The user's question was the catalyst. It challenged the assumption that the handle's data lifetime was monolithic. The assistant's response shows how to validate such a challenge: not by reasoning in the abstract, but by tracing the actual data access patterns in the code. The grep command is the tool, but the thinking is the methodology: enumerate what you know is needed, identify what you suspect might not be needed, and verify against the source.

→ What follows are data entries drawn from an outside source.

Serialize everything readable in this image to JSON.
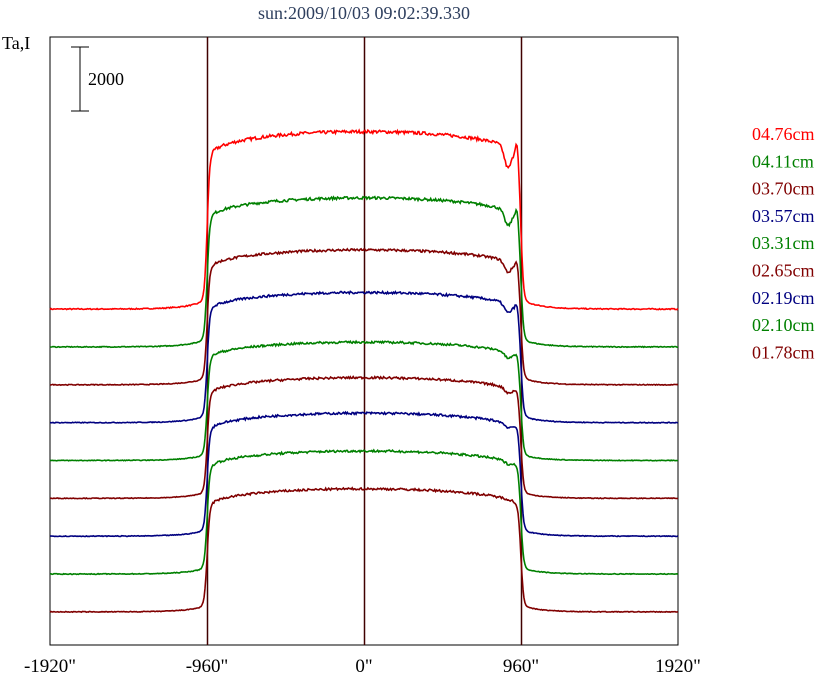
{
  "chart_data": {
    "type": "line",
    "title": "sun:2009/10/03 09:02:39.330",
    "ylabel": "Ta,I",
    "xlabel": "",
    "scale_bar_label": "2000",
    "scale_bar_value": 2000,
    "x_ticks": [
      {
        "value": -1920,
        "label": "-1920\""
      },
      {
        "value": -960,
        "label": "-960\""
      },
      {
        "value": 0,
        "label": "0\""
      },
      {
        "value": 960,
        "label": "960\""
      },
      {
        "value": 1920,
        "label": "1920\""
      }
    ],
    "xlim": [
      -1920,
      1920
    ],
    "ylim": [
      0,
      25700
    ],
    "vertical_lines": [
      -960,
      0,
      960
    ],
    "grid": false,
    "legend_position": "right",
    "series": [
      {
        "name": "04.76cm",
        "color": "#ff0000",
        "offset": 14200,
        "amplitude": 7500,
        "dip": 0.12
      },
      {
        "name": "04.11cm",
        "color": "#008000",
        "offset": 12600,
        "amplitude": 6300,
        "dip": 0.1
      },
      {
        "name": "03.70cm",
        "color": "#800000",
        "offset": 11000,
        "amplitude": 5700,
        "dip": 0.08
      },
      {
        "name": "03.57cm",
        "color": "#000080",
        "offset": 9400,
        "amplitude": 5500,
        "dip": 0.07
      },
      {
        "name": "03.31cm",
        "color": "#008000",
        "offset": 7800,
        "amplitude": 5000,
        "dip": 0.05
      },
      {
        "name": "02.65cm",
        "color": "#800000",
        "offset": 6200,
        "amplitude": 5100,
        "dip": 0.04
      },
      {
        "name": "02.19cm",
        "color": "#000080",
        "offset": 4600,
        "amplitude": 5200,
        "dip": 0.03
      },
      {
        "name": "02.10cm",
        "color": "#008000",
        "offset": 3000,
        "amplitude": 5200,
        "dip": 0.02
      },
      {
        "name": "01.78cm",
        "color": "#800000",
        "offset": 1400,
        "amplitude": 5200,
        "dip": 0.0
      }
    ]
  }
}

In the subsequent messages (<msg id=3063-3064>), the assistant implemented the early deallocation by clearing the a/b/c vectors in prove_start immediately after the C++ call returned. This freed ~12 GiB per partition — but, as later analysis in the chunk would reveal, this alone was insufficient to solve the OOM at pw=12. The deeper issue was a semaphore/channel capacity mismatch that allowed synthesized partitions to pile up. But the early a/b/c free was still a valuable optimization, reducing per-partition memory footprint and contributing to the eventual solution.
Conclusion
Message [msg 3058] is a masterclass in targeted investigation. It demonstrates how a single well-formed question — "can we free something early?" — leads to a precise code analysis that separates what we know is needed from what we assume is needed. The assistant's response shows the discipline of going to the source rather than guessing, the skill of formulating precise grep queries, and the systems-thinking ability to identify which data structures matter most (the ~12 GiB vectors vs. the ~4 GiB aux assignments vs. the ~48 MB density trackers). This message is the turning point where memory pressure in the Phase 12 pipeline shifted from a mysterious capacity ceiling to a concrete, actionable optimization target.